Thursday, March 05, 2009

Renewable energy; Star-Telegram layoffs

The Nightly Build...

"Let's Get Real"

Mike Hashimoto, in The Dallas Morning News Opinion blog, favorably cites a Wall Street Journal op-ed essay by Robert Bryce, the managing editor of something called Energy Tribune, which, when it isn't undermining renewable energy, is denying climate change science. Bryce's latest book is "Gusher of Lies: The Dangerous Delusions of 'Energy Independence'". Only Mike Hashimoto doesn't tell us all that. Hashimoto tells us only that Bryce lives in Austin and has solar panels on his roof, as if that makes Bryce some kind of liberal environmentalist.

What's the gist of Bryce's essay? That renewable energy supplies only a tiny fraction of our energy needs today and will not make up an appreciable fraction even if we double output and double it again. D'oh. Bryce says "It would be refreshing if the president or perhaps a few of the Democrats on Capitol Hill would admit that fact." Hello? Democrats and environmentalists have been sounding the alarm for decades about how dependent our society is on oil and how hard it is to break our addiction. Bryce presents it as some kind of new insight of his and something Democrats want to hide in a closet.

Only buried deep in the eighth paragraph does Bryce admit,

"Of course, you might respond that renewables need to start somewhere. True enough -- and to be clear, I'm not opposed to renewables. I have solar panels on the roof of my house."
That's the most support for renewable energy Bryce can summon. In another time and place, I can imagine him saying, "I'm not anti-semitic. Some of my best friends are Jews." The tone of the rest of the essay reeks of disdain for renewables. The problem of scale. Wind is intermittent. So is sunshine. What does Bryce have to say about oil's problems? Bryce dismisses the environmental problem caused by carbon emissions as merely a problem of "political pressure" to cut carbon-dioxide emissions. Bryce's essay might not rise to the level of a "gusher of lies" but it sure isn't "the most clear-eyed view of our near-term energy future" that Mike Hashimoto bills it as, either.

Another Spin of the Death Spiral

Another round of layoffs was announced by the Fort Worth Star-Telegram. To its credit, the newspaper's Web site has the story. If a newspaper can't cover what's happening in its own newsroom (I'm looking at you Dallas Morning News), why should it think it can cover what's going on outside?

Even though Fort Worth Star-Telegram has the story, it's Frontburner and Tim Rogers who have the full text of publisher Gary Wortel's memo to employees. In it, he lists six steps the paper is taking to cut costs: layoffs, pay cuts, elimination of bonuses, a one-week furlough, a freeze of pension plans.

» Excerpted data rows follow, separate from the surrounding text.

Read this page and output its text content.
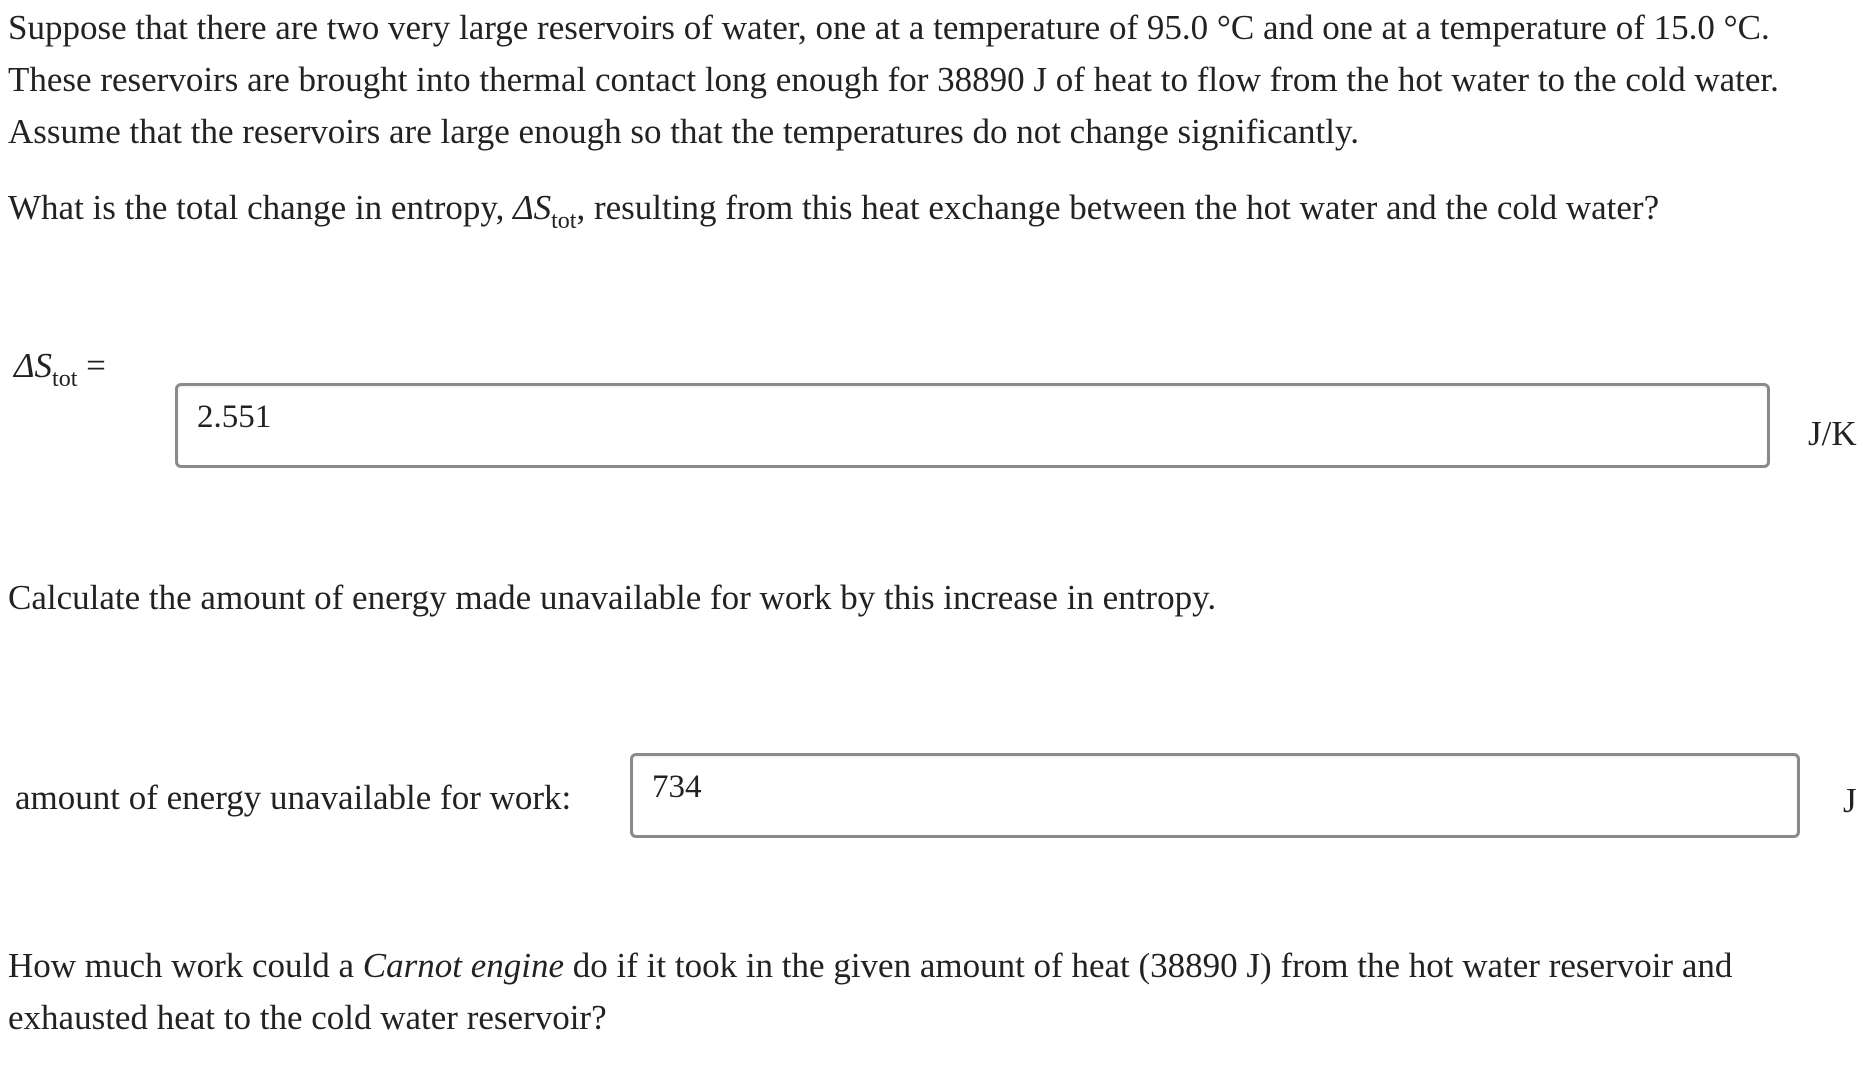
Suppose that there are two very large reservoirs of water, one at a temperature of 95.0 °C and one at a temperature of 15.0 °C. These reservoirs are brought into thermal contact long enough for 38890 J of heat to flow from the hot water to the cold water. Assume that the reservoirs are large enough so that the temperatures do not change significantly.

What is the total change in entropy, $\Delta S_{tot}$, resulting from this heat exchange between the hot water and the cold water?

$\Delta S_{tot}$ =
2.551
J/K

Calculate the amount of energy made unavailable for work by this increase in entropy.

amount of energy unavailable for work:
734	J

How much work could a Carnot engine do if it took in the given amount of heat (38890 J) from the hot water reservoir and exhausted heat to the cold water reservoir?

Observant readers will have noticed that was only five steps, not six. That's because step #3 in Wortel's memo was left blank. Frontburner's Rogers explains, "I don't know what No. 3 was or is. It appears to have been a typo." Hmmm ... a typo in a memo by a newspaper publisher (how ironic). Or a typo in the announcement about a newspaper's troubles (how explanatory). Or a deliberate warning that other steps are still to come (how ominous). In any case, my sympathies to the employees of the Fort Worth Star-Telegram.

P.S. In the comments to the Frontburner story about Fort Worth Star-Telegram, there are these two intriguing comments:

Biff Ryan: "I've heard major cuts at D as well."

Tim Rogers: "Please stay tuned. I'll give you the D update when I can."

Can't any news media be first with the best, most comprehensive information about themselves?

P.P.S. Other Frontburner readers spread a rumor that Adam McGill was let go. If true, there's irony at work at Frontburner, too. History will show Adam McGill's second to last blog entry, a link to a Gawker story forwarded to McGill by a reader, is titled, "SMU Provides Backdrop For Sad State Of J-School Graduates." Adding insult to injury is a comment by reader "Carlo":

"Taking a litty bit of this media pie and mixing it into a litty bit of this other media pie, making a daisy chain of linky-poos from here to there to thence and back again isn't jouralism, it's patty-cake."